Review of David M Henley’s Manifestations
Manifestations is the second installment in the Pierre Jnr Triology
Written by: David M Henley
Published by: HarperVoyager
by David M Henley
Manifestations Review. Citizens of the World Union are linked together by the Weave (a more evolved form of the internet), and through it make known the Will of the people, which is at once enacted and embodied by the Prime and the council of the Primacy… so long as these political socialites maintain active public profiles and don’t lose the popular support they’ve garnered. Racked by xenophobia and feeling itself threatened by the marginalized psis (people with psionic powers), the WU already has begun fraying at the edges. When anarchic psi-child Pierre Jnr reappears and a failed digitalis experiment breaks free, overwhelming the city of Busan and its four million inhabitants, the precarious balance of the Will is exposed; as disaster follows upon disaster, what can stop the entire Weave from coming unraveled?

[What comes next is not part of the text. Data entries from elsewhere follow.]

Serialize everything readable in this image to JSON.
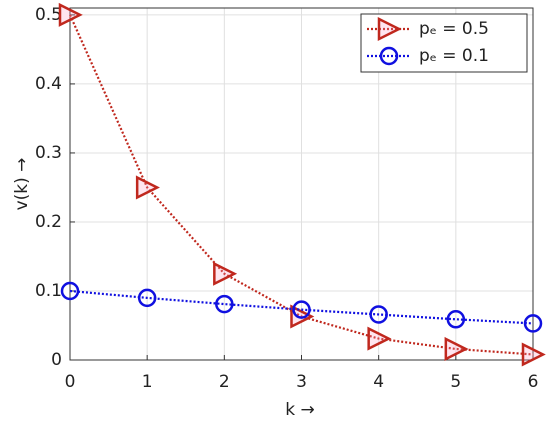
{
  "chart_data": {
    "type": "line",
    "x": [
      0,
      1,
      2,
      3,
      4,
      5,
      6
    ],
    "series": [
      {
        "name": "pₑ = 0.5",
        "color": "#c0281e",
        "marker": "triangle-right",
        "values": [
          0.5,
          0.25,
          0.125,
          0.063,
          0.031,
          0.016,
          0.008
        ]
      },
      {
        "name": "pₑ = 0.1",
        "color": "#1010e0",
        "marker": "circle",
        "values": [
          0.1,
          0.09,
          0.081,
          0.073,
          0.066,
          0.059,
          0.053
        ]
      }
    ],
    "xlabel": "k →",
    "ylabel": "v(k) →",
    "xlim": [
      0,
      6
    ],
    "ylim": [
      0,
      0.51
    ],
    "xticks": [
      0,
      1,
      2,
      3,
      4,
      5,
      6
    ],
    "yticks": [
      0,
      0.1,
      0.2,
      0.3,
      0.4,
      0.5
    ],
    "grid": true,
    "legend": "upper right"
  }
}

Although Manifestations is the second book of a trilogy, knowledge of the first is by no means a prerequisite. David M Henley is not of the patronizing hordes who nowadays ride roughshod across the publishing landscape, wantonly explicating in the third person or, equally barbarous, offering up characters whose speech and actions are mushed up and spoon-fed for benefit of readers lacking the wherewithal to extrapolate for themselves; yet, nor is his writing obtuse (either deliberately or through neglect). Instead, Henley immerses us in his story and trusts that our very presence there will bring about the necessary measure of understanding. Aiding us in this orientation, perhaps counterintuitively, he applies the same naturalistic treatment to both minor and major characters, scattering vignettes amongst the main plot points and never signposting which of these are to prove central and which peripheral to the storyline. It is an approach that science fiction has been calling out for, and one that Henley takes to with considerable aplomb. The resulting journey is both intriguing and compelling: from the prelude onwards, we are no mere witnesses to a tale already told; we are inside Henley’s disquieting vision, looking for a way out.

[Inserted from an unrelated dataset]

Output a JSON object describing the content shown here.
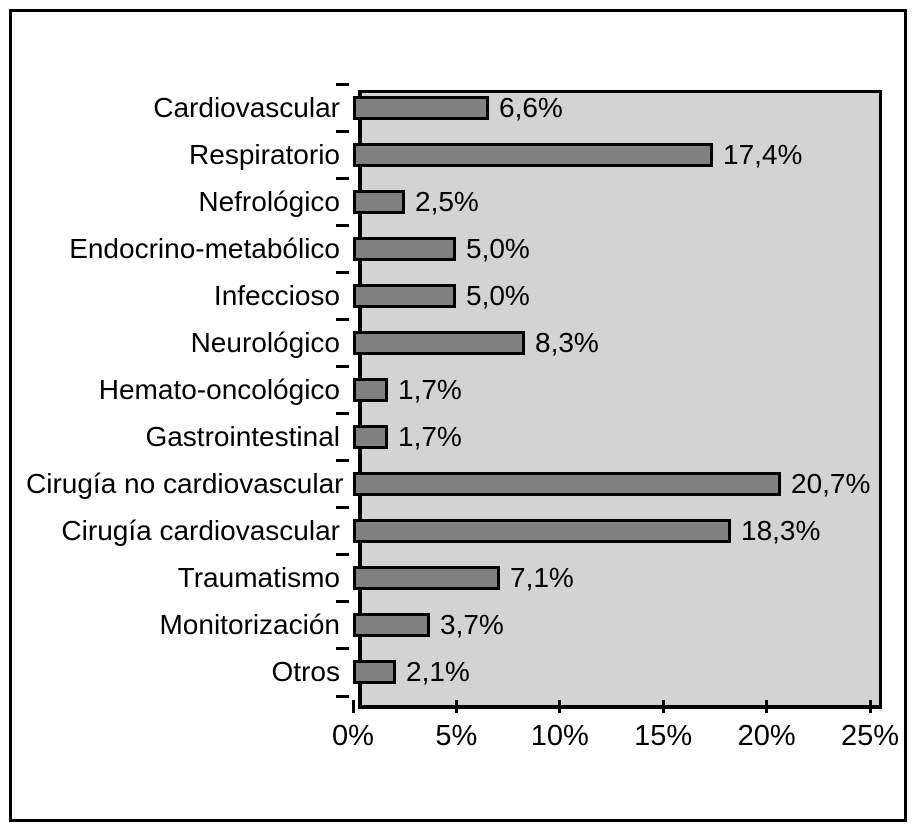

Several dark ripples spread across the surface of Manifestations — the unleashing of a laboratory experiment gone monstrously wrong; the oppression and reactionary rise of ever-more-powerful telepaths and telekinetics — but if one were to look for significance in the title of Henley’s second (mainstream) novel then it is not such overt dangers that become manifest, but rather the more insidious threat posed by and of society itself: not a dystopia, as such, but an edgy extrapolation whereby today’s ideals of freedom and democracy have interbred with increasingly pervasive social media to create a genuine rule of the many. Finally, humanity is seen to attain what heretofore it could only aspire to as a theoretical paradigm, yet in practical application Henley allows us a glimpse of how the parliamentary decision-making process would suffer without an oligarchic filter through which to temper the fickle collective drive of a population weaned on superficiality and instant gratification. Manifestation is not just a grim depiction of what our future might look like; it’s so natural (if dire) a progression that, once pointed out, it becomes hard to envisage a different scenario. And if the catalyzing elements of disaster (synthesized intelligence, psychic powers) may be thought to lie beyond the remit of science, nevertheless they fall well within the purview of allegory. Henley shows us the now in tomorrow, and as bad as that future looks, the society we fashion today is trending more and more as the reprehensible forerunner that all so blindly shall follow.
Manifestation follows on from last year’s The Hunt For Pierre Jnr and in 2015 will give rise to Convergence. Such is the Will.